Indicadores para apresentar ao Povo devem ser colhidos à porta dos hospitais, para ver quanta gente morre por dia por falta de medicamentos ou por negligência médica;


quantificando o volume de lixo que se amontoa na cidade de Luanda, apesar de nos estarem a cobrar uma taxa do lixo cemitério; nas cidades, vilas e aldeias do país, para ver quantos jovens se entregam às drogas, à delinquência, à prostituição e ao suicídio, por não ter o emprego que lhe é prometido em cada campanha eleitoral;


à porta das escolas que existem e as que não existem, para ver quantas crianças ainda se sentam no chão para aprender o “B-A-BÁ”, e aquelas que a ineficácia ainda não permite que tenham uma escola; à porta de cada mercado para ver a forma como a crescente debilidade do poder de compra dos cidadãos reduz a quantidade de mantimentos para alimentar as famílias, etc. Aí sim, encontraremos os verdadeiros indicadores.


Esta proposta de OGE, que a exemplo dos muitos anteriores retrata um “orçamento possível”, parte de uma premissa duvidosa: o Plano de Desenvolvimento Nacional (que já foi “Nacional de Desenvolvimento”). Trata-se de um documento que se espalha em generalidades, sem metas concretas, que busca atingir objectivos mil sem que haja qualquer forma de mensuração, tudo com a realização marcada para “até 2022”, sem que se diga o que é que se faz no semestre X de 2019, o que é que se concretiza em 2020, etc. Como diz o nosso povo, “tudo à toa”.


O nosso país precisa de um forte investimento na Educação e na Saúde, se quisermos atingir níveis satisfatórios de desenvolvimento humano. É verdade que o percentual subiu um pouco, mas nada ainda que se possa comparar com as metas traçadas e aconselhadas pela SADC.

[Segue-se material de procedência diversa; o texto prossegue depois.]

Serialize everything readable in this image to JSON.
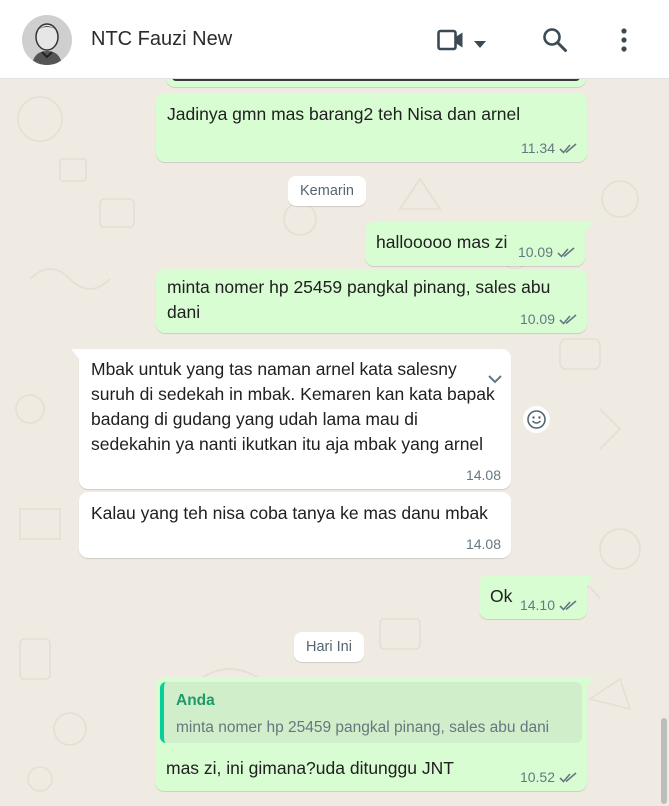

Aliás, o aumento de dinheiro nem sempre significa aumento da capacidade, pois o valor do dinheiro hoje não é o mesmo de há 2 anos. Só uma educação forte, de qualidade, dá aos nossos jovens competitividade perante outros concorrentes, e capacidade de realização para fazer andar o país. Só uma Saúde de níveis aceitáveis há de conferir confiança aos angolanos e aos estrangeiros que cá vivem, travando os medos de irmos para um hospital à procura de saúde e sairmos de lá com doenças, muitas vezes irreparáveis, como aconteceu há escassos dias com a pequena Emília, de apenas 7 anos, que foi ao Hospital Josina Machel para se tratar, mas, ao se lhe fazer uma transfusão de sangue, o hospital usou sangue infectado com o vírus do HIV. E agora?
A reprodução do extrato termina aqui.